Exercise guide
Bodyweight Single Leg RDL
- Intermediate
- Compound
- Rep-based
- Lower legs
- Waist
This unilateral hinge exercise develops exceptional balance and stability while isolating the hamstrings and glutes through a deep stretch. It strengthens the posterior chain and improves hip health by forcing the core to stabilize against rotational forces.
Reviewed by the Crucible team · Updated June 2026
Muscles worked
Setup
- Stand tall with your feet hip-width apart and your arms at your sides or on your hips.
- Shift your weight onto your target leg, keeping a slight 'soft' bend in the knee.
- Engage your core and find a focal point on the floor about 3-5 feet in front of you to help maintain balance.
How to do it
- Inhale as you hinge forward at the hips, simultaneously lifting your non-working leg straight back behind you in a controlled motion.

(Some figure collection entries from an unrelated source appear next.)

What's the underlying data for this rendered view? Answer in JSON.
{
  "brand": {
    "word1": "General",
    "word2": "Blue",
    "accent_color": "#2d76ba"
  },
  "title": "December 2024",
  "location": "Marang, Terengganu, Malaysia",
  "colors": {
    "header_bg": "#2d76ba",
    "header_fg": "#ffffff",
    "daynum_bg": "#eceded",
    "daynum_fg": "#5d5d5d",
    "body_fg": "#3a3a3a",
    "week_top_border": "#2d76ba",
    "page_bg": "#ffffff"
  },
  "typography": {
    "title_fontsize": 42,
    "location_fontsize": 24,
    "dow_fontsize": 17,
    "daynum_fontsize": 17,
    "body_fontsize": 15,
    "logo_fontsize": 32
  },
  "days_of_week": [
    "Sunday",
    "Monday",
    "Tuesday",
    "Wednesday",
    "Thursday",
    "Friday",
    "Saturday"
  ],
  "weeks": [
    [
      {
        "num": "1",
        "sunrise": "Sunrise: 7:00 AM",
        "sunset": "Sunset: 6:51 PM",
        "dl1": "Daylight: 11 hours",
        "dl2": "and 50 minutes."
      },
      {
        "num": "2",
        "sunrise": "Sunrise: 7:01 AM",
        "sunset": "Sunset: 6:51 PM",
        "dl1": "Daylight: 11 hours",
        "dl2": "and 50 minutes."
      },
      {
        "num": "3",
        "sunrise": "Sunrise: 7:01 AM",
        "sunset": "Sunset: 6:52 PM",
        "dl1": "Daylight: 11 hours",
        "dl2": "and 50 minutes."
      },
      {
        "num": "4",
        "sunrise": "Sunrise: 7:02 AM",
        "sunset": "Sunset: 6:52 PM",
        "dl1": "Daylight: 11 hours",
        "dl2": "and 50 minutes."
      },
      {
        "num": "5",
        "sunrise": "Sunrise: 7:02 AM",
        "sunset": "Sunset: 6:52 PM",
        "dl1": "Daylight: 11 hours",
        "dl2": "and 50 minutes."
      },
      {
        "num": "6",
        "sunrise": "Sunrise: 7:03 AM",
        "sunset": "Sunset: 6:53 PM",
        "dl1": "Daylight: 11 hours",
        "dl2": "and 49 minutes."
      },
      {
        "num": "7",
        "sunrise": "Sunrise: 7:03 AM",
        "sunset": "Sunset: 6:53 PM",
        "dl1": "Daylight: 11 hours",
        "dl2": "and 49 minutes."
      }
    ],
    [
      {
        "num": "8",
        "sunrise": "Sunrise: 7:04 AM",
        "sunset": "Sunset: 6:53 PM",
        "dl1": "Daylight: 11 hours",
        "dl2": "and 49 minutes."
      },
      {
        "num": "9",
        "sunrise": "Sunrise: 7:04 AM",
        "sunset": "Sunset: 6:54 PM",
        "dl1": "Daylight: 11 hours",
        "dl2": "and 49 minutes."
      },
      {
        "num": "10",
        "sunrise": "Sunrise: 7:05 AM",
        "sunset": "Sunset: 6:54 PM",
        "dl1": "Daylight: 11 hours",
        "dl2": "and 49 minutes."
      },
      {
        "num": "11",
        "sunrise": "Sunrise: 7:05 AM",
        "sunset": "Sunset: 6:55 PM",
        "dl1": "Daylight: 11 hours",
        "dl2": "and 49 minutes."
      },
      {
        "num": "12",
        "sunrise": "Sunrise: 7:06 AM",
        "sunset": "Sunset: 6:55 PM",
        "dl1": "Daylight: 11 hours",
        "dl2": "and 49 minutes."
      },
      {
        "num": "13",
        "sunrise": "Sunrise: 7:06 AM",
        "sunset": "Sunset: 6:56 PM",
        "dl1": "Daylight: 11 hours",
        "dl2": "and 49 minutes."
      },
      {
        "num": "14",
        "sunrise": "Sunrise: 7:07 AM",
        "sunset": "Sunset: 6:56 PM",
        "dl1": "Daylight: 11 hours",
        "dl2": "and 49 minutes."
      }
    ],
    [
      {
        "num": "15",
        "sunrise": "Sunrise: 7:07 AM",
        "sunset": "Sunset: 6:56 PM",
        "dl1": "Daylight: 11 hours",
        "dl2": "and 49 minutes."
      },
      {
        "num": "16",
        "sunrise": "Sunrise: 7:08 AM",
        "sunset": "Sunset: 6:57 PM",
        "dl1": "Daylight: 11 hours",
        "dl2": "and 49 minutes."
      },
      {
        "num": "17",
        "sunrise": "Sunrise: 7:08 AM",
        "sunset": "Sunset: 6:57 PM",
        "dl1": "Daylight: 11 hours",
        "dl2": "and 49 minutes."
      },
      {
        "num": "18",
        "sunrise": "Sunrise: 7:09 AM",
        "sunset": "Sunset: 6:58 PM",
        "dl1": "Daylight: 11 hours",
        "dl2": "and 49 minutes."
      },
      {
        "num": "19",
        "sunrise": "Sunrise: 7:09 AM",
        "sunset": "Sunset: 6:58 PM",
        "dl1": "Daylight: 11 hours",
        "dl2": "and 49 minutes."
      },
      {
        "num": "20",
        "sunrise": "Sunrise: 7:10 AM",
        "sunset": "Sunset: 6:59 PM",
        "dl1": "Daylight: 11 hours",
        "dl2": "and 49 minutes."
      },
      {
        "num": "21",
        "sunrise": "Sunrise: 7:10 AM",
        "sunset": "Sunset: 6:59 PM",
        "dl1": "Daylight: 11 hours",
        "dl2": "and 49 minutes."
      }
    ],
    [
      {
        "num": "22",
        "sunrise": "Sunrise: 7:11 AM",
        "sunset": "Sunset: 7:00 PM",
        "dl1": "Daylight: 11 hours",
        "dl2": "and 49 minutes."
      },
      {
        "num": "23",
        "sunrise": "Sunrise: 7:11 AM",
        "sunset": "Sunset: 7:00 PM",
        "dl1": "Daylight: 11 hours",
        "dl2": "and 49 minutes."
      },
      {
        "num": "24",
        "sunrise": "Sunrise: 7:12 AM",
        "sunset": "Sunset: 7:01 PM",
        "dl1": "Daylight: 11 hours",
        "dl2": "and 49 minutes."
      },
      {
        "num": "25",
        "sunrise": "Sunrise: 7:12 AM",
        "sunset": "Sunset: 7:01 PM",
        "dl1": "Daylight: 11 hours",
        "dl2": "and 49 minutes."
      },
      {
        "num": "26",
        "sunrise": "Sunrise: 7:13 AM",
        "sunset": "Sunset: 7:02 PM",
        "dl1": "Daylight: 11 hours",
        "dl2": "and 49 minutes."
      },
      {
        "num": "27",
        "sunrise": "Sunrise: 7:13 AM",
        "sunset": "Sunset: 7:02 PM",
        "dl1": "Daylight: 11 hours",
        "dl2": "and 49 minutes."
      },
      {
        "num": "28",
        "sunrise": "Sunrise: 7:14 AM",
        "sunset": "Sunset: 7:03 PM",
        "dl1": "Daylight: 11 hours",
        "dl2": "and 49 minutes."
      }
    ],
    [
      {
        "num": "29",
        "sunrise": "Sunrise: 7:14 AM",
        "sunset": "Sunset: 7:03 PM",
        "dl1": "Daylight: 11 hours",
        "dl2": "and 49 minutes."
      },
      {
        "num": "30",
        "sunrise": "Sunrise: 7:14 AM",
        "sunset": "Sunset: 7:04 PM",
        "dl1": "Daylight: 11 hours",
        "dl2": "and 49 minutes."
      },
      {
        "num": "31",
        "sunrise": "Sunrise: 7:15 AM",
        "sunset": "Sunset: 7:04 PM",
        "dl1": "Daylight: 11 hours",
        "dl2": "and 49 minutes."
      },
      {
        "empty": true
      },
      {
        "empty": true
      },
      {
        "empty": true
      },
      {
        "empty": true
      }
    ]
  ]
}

- Lower your torso until it is nearly parallel to the floor, ensuring your back remains flat and your hips stay square to the ground.
- Exhale and drive through your standing heel to return to the upright position, squeezing your glute at the top.
- Maintain a controlled tempo, taking 2-3 seconds to lower and 1 second to return to the start.
Form checklist
- Keep your spine neutral and gaze slightly down to avoid straining the neck.
- Ensure your hips stay level; do not let the hip of the floating leg rotate upward toward the ceiling.
- Maintain a slight, consistent bend in the standing knee without letting it collapse inward.
- Keep the floating leg, torso, and head in one straight line throughout the movement.
Pro tips
- Think about pushing your back heel toward the wall behind you to create maximum tension throughout the entire posterior chain.
- Focus on 'tripod' foot pressure: keep your big toe, pinky toe, and heel firmly rooted to the ground to improve stability.
Make it harder
- Perform the movement with a 'hover' at the top, never letting the non-working foot touch the ground between repetitions.
- Slow the eccentric (lowering) phase to 4-5 seconds to increase time under tension and balance demand.
Frequently asked
- What muscles does the bodyweight single leg rdl work?
- The bodyweight single leg rdl primarily targets the glutes and hamstrings, and also works the abs and erector spinae as secondary muscles.
- What equipment do you need for the bodyweight single leg rdl?
- The bodyweight single leg rdl requires no equipment — just your body weight.
- Is the bodyweight single leg rdl good for beginners?
- The bodyweight single leg rdl is rated intermediate. Build a base with simpler variations first, then progress to it with light load and strict form.